Deepawali: Festival of Lights
We all know about Diwali. It is often referred to as the ‘Festival of Lights’ and is almost here.
Over one billion Hindus including friends and families are currently preparing for the festival with ancient traditions from thousands of years ago. It’s being remembered at this special time on the calendar. Candles will be lighten up, prayers will be sent and a feast will be thrown as Hindus begin on a New Year.
Diwali is the most famous and largely celebrated holiday in India because it marks the Hindu New Year on the 23rd of October, lasting for 5 days. The 5 days of Diwali include:
- Day 1: On the first day, the ‘Spring clean’ takes place.
- Day 2: Decorations begin to take place with lamps and diyas all around the newly cleaned home.
- Day 3: The third day of the holiday. Families gather to pray to the Goddess Lakshmi, before a mouth-watering feast and fireworks.
- Day 4: The start of the Hindu New Year. Friends and family gather to exchange gifts and best wishes for the New Year that is upon them.
- Day 5: On the final day, brothers visit sisters where they are greeted with love and an extravagant meal.
Hinduism is the major religion of India and is thought to be the oldest religion in the world. Housewives and women of the household consider it lucky to do a ‘Spring Clean’ so that the house is clean before the entering of a New Year. It is an old tradition that gambling at the time of the Hindu New Year is good luck and brings wealth to the forthcoming year.
In business terms, Diwali shows a new term for businesses as they open new accounting books and farmers end the harvest season with Diwali signaling the beginning of winter.

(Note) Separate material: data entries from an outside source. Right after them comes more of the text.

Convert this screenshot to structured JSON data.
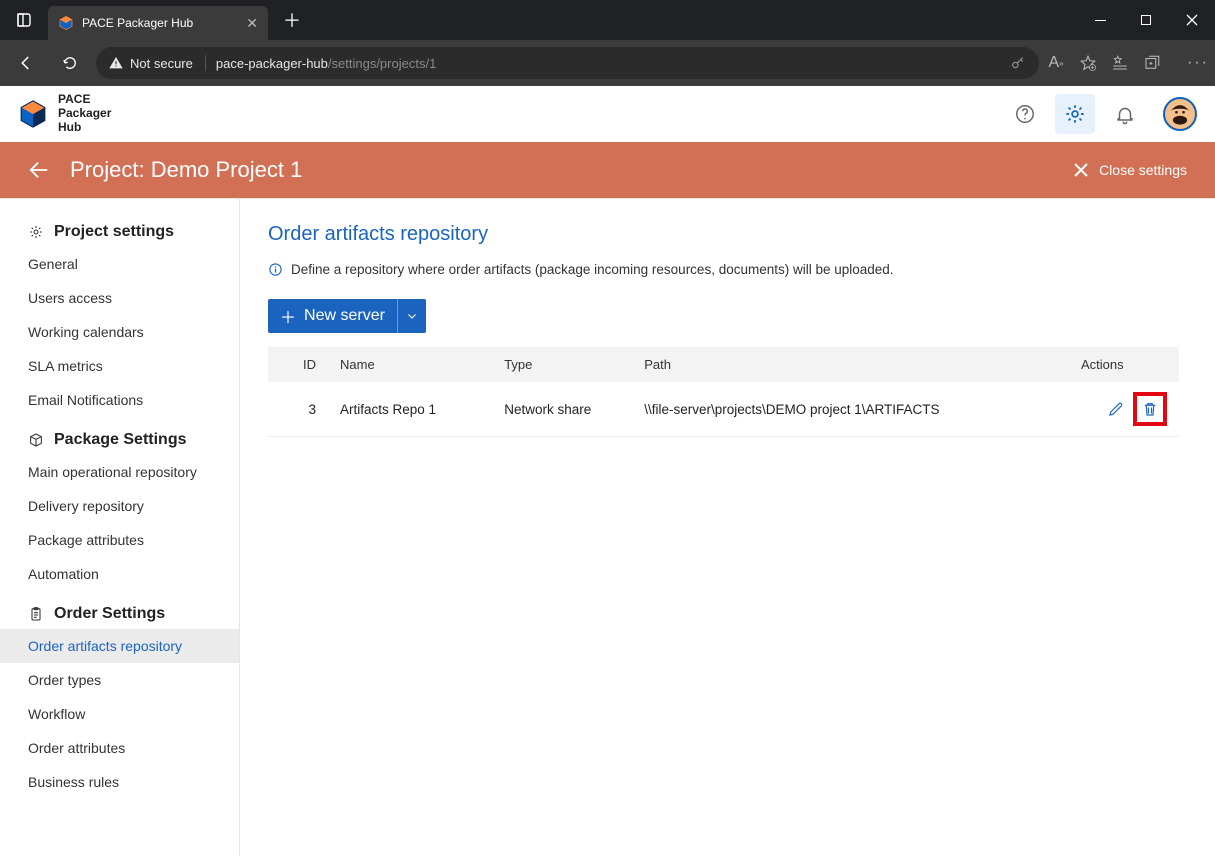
{
  "browser": {
    "tab_title": "PACE Packager Hub",
    "not_secure_label": "Not secure",
    "url_host": "pace-packager-hub",
    "url_path": "/settings/projects/1"
  },
  "app": {
    "product_line1": "PACE",
    "product_line2": "Packager",
    "product_line3": "Hub"
  },
  "projectbar": {
    "title": "Project: Demo Project 1",
    "close_label": "Close settings"
  },
  "sidebar": {
    "sections": [
      {
        "heading": "Project settings",
        "items": [
          "General",
          "Users access",
          "Working calendars",
          "SLA metrics",
          "Email Notifications"
        ]
      },
      {
        "heading": "Package Settings",
        "items": [
          "Main operational repository",
          "Delivery repository",
          "Package attributes",
          "Automation"
        ]
      },
      {
        "heading": "Order Settings",
        "items": [
          "Order artifacts repository",
          "Order types",
          "Workflow",
          "Order attributes",
          "Business rules"
        ]
      }
    ],
    "active": "Order artifacts repository"
  },
  "page": {
    "title": "Order artifacts repository",
    "info": "Define a repository where order artifacts (package incoming resources, documents) will be uploaded.",
    "new_server_label": "New server",
    "table": {
      "headers": {
        "id": "ID",
        "name": "Name",
        "type": "Type",
        "path": "Path",
        "actions": "Actions"
      },
      "rows": [
        {
          "id": "3",
          "name": "Artifacts Repo 1",
          "type": "Network share",
          "path": "\\\\file-server\\projects\\DEMO project 1\\ARTIFACTS"
        }
      ]
    }
  }
}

Diwali takes its name from diyas which is a symbolic act of removing the darkness and awakening the light. This is where the term ‘Festival of lights’ comes from as shops, restaurants and homes all decorate their properties with oil lamps and diyas. It is thought lamps help Lakshmi, the Goddess of wealth to finds her way into their homes. Ganesh is seen as the God of good beginnings. Therefore, during Diwali, he is placed side by side with Lakshmi. Ganesh is then worshipped first, signaling the removal of any obstacles which may interfere with the wealth and prosperity from Lakshmi.
Similarly to India, Hindu’s in Britain celebrate the New Year with fireworks, the exchanging of gifts including sweets and dried fruits, before wearing new clothes and preparing festive meals.
The festival has underlying celebratory meanings including light over darkness, knowledge over ignorance and good over evil.
I hope that you all will end up your Diwali with good memories stop bursting firecrackers. Families these days spend so much of money on firecrackers and fireworks. This may bring a few seconds of joy for some, but also brings permanent damage to the lungs and health of all.